I concoct this fragile peace and seem to depend on it for my sustenance. It is, I guess, the easier way out, the way of an escapist. I wish I could categorise my feelings as envy or jealousy, but such emotions have a sharp sting instead of this dull ache that has found home in me. An ache that is aware of the price I have to pay for this delicate truce. Conscious of the things one loses in the fire. As another brick in the wall is quietly pushed into place and I feel one of my turns coming on, I wonder whose interests my self-appointed guardian is looking after. I don’t build the wall, no. but I keep myself from tearing it down and that, dear strangers, makes all the difference. When it comes to the tricks our mind plays on us, it is all smoke and mirrors.

[And here's a more roundabout way of saying exactly the same thing.]

1 comment:

  1. Having lived and travelled in foreign lands, and experienced (and reveled in) India as well, I can safely say that experiencing both sides is the only way to quell the confusion. I have often felt the contradictions you talk of. And debated the implications of the current development discourse in different cultures. There are no easy answers, and in a way, that is the beauty of it.

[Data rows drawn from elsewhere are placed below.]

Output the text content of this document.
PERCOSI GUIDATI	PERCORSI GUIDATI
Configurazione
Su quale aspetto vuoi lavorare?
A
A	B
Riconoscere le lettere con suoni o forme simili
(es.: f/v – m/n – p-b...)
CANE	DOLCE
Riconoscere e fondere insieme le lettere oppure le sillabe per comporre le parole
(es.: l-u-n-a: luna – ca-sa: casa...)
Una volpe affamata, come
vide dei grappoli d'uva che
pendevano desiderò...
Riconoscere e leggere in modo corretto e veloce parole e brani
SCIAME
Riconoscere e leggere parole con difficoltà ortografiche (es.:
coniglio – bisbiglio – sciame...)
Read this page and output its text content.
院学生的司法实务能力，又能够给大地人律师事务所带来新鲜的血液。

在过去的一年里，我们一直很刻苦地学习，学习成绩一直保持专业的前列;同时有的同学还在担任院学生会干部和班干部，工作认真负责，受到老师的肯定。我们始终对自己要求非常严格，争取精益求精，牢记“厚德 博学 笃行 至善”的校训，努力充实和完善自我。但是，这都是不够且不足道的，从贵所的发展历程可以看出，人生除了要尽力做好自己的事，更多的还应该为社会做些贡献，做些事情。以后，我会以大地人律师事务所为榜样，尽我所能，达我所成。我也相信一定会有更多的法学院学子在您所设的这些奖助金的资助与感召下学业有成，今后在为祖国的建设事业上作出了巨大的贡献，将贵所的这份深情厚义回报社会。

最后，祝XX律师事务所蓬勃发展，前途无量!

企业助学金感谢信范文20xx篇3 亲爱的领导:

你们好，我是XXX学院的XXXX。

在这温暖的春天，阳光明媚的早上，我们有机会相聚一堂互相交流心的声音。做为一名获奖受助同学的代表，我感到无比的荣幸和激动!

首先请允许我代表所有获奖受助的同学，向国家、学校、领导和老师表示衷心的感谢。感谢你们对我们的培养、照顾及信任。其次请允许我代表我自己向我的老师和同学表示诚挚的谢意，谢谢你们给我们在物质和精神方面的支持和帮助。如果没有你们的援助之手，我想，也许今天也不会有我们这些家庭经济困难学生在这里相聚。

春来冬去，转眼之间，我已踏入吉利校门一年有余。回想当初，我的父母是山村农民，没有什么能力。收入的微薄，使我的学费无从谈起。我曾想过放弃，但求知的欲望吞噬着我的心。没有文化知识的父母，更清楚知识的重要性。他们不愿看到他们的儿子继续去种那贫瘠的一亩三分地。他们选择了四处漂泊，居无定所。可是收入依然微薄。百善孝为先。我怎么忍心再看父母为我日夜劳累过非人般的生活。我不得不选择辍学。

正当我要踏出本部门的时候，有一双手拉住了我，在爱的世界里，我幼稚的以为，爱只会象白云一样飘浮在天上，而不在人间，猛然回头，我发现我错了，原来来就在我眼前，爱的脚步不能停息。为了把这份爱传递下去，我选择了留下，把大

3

    I find, sitting in this far-off foreign land, experiencing it is crucial. Just as foreign eyes see India as a haphazard quilt of people and colour, strange rituals and poverty, we siting far away, perceive the West as what we see in the media. We generalise and club together till the 'West' is one monolithic denim-wearing, Coke-glugging, privileged population. That is why experiencing things is important to understand when generalizations are ok, and when they are superficial. One doesn't have to take sides, one doesn't have to choose one and alienate the other. There IS a middle path and it is not entail being an escapist or turning a blind eye. For me, experiencing a culture foreign to mine has helped me grow into the identity I want for myself.

    Personally, I believe in the strength of experiences. I open myself to the unknown so that, instead of jumping to conclusions, I have something to base my opinions on. I guess I have been lucky to find myself in a situation where I can have these experiences. But then, there is nothing stopping you either.